August 2001


You Can't Fix What You Don't Measure


The view from here is that the customer measures performance in some other way than the railroad does

Curt Warfel arranges transportation for a major chemical manufacturer. He writes, "Too often, railroads determine on their own what the goals and measurements will be for a particular customer. The customer usually finds out after the fact, when the railroad comes in to tell him that his traffic has been running 98% on time. Wonderful news, but if I needed 10 day transit and the carrier is providing 15 as their goal, that 98% on time translates into 100% late as far as I am concerned."

Clearly, communication between Curt’s company and his railroad suppliers is "broke." The view from here is that the customer – and Curt is not the only one – measures performance is some way other than the way the railroad measures it.

The old saw about not fixing things not broken presupposes the ability to know when things are broken, and leads to another better adage, "If you can’t measure it you can’t fix it." Measuring something implies having something to measure against, and that’s the thread of this month’s column – identifying and using benchmarks, or something to measure against.

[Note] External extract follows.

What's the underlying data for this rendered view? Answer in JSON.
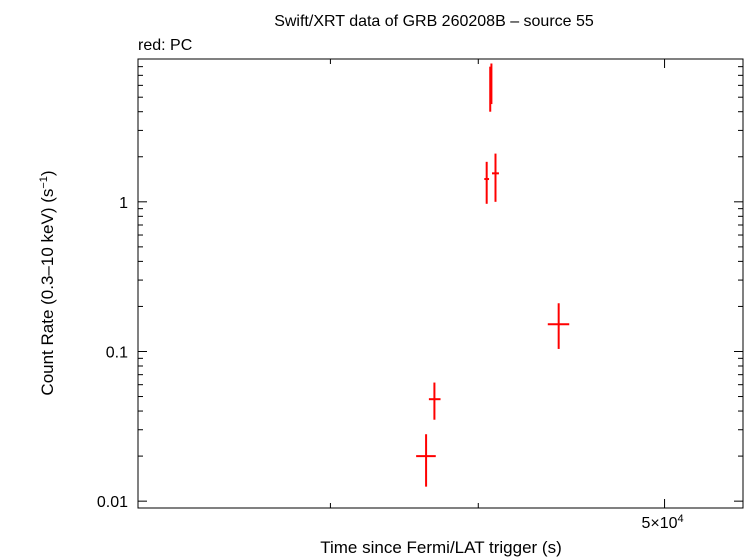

The rail industry’s share of the domestic inter-city freight market is now down to about 7% of total sales, or $35 bn of a total market well over $500 bn. Making matters worse, the AAR says constant-dollar rail freight revenue per ton-mile has been cut to half what it was ten years ago. The loss can be traced directly to product design. Others had products that more closely fit the transportation buyers’ needs.

What follows is a set of three measurements, each of which can be readily complied from the railroad’s books. Each benchmarks railroad product design against a customer value. In other words, the benchmarks (points of comparison) are railroad performance against customer expectations.

1. Ease of doing business. It’s fairly safe to say transportation buyers are well versed in web-based transactions, whether Amazon books, Gap khakis, or whole kitchens from Home Depot. The success of truckline websites says shippers are eager to buy their transportation services the same way, and vendors who conform to this environment are the soonest winners. The rail performance benchmark is the year-to-year change in revenues for the most volatile (and highest revenue) commodities – the ones most likely to change vendors on the shortest notice or most susceptible to diversion.

Two other measures are year-to-year change in the number of profitable customers and the volume of web-based transactions. The first shows a growing franchise, a great indicator of customer satisfaction. The second indicates not only customer satisfaction with product performance but also comfort with web-based transactions. These three – revenue changes, franchise size, and web-use – are leading indicators of how easy (or difficult) it is to do business with your company.

2. Consistency. The freight buyer’s need is a double one. Not only does the inventory level have to be sustained to match demand for his company’s product but also the freight mode selected has to be able to deliver product on a schedule to match the supply chain needs on time every time. Being "on time" simply means "when the customer expects it."

Consistency is measured by the percentage of "Loads arriving on time according to the trip plan" agreed to before the shipment ever leaves the origin. There needs to be a trip plan for every carload shipment based either on railroad experience or shipper input. Every trailer and container has to get a trip plan when it comes through the gate at the ramp. Trip plans and transit goals then go into the movement profile so the customer can follow adherence to goal via the railroad’s website.

3. Delivered Cost. Inventory on the floor and on the books is a drag on company performance. The less there is of it the better, and the best way to keep inventory down is to have raw materials come in at the same rate finished goods go out. Enter supply chain management and the Cash Flow Ratio (current assets less cash and equivalents all divided by current liabilities). Ideally the number should be less than one. Anything above one indicates too much inventory and an extra cost to the company.

Other factors adding to delivered cost are the three Ds: damage, demurrage, and dunnage. Repairing product damage, paying demurrage charges incurred as a result of inefficient transit times, and dealing with dunnage are all costs that don’t even exist in the highway environment. Thus delivered cost by customer is the sum of freight revenue paid plus the three Ds paid. Divide the result by truckload equivalents received by rail and benchmark that number against the truck rate.

"If it ain’t broke don’t fix it" works as long as you can tell "it’s not broke." That takes benchmarks. Because you can’t fix what you don’t measure.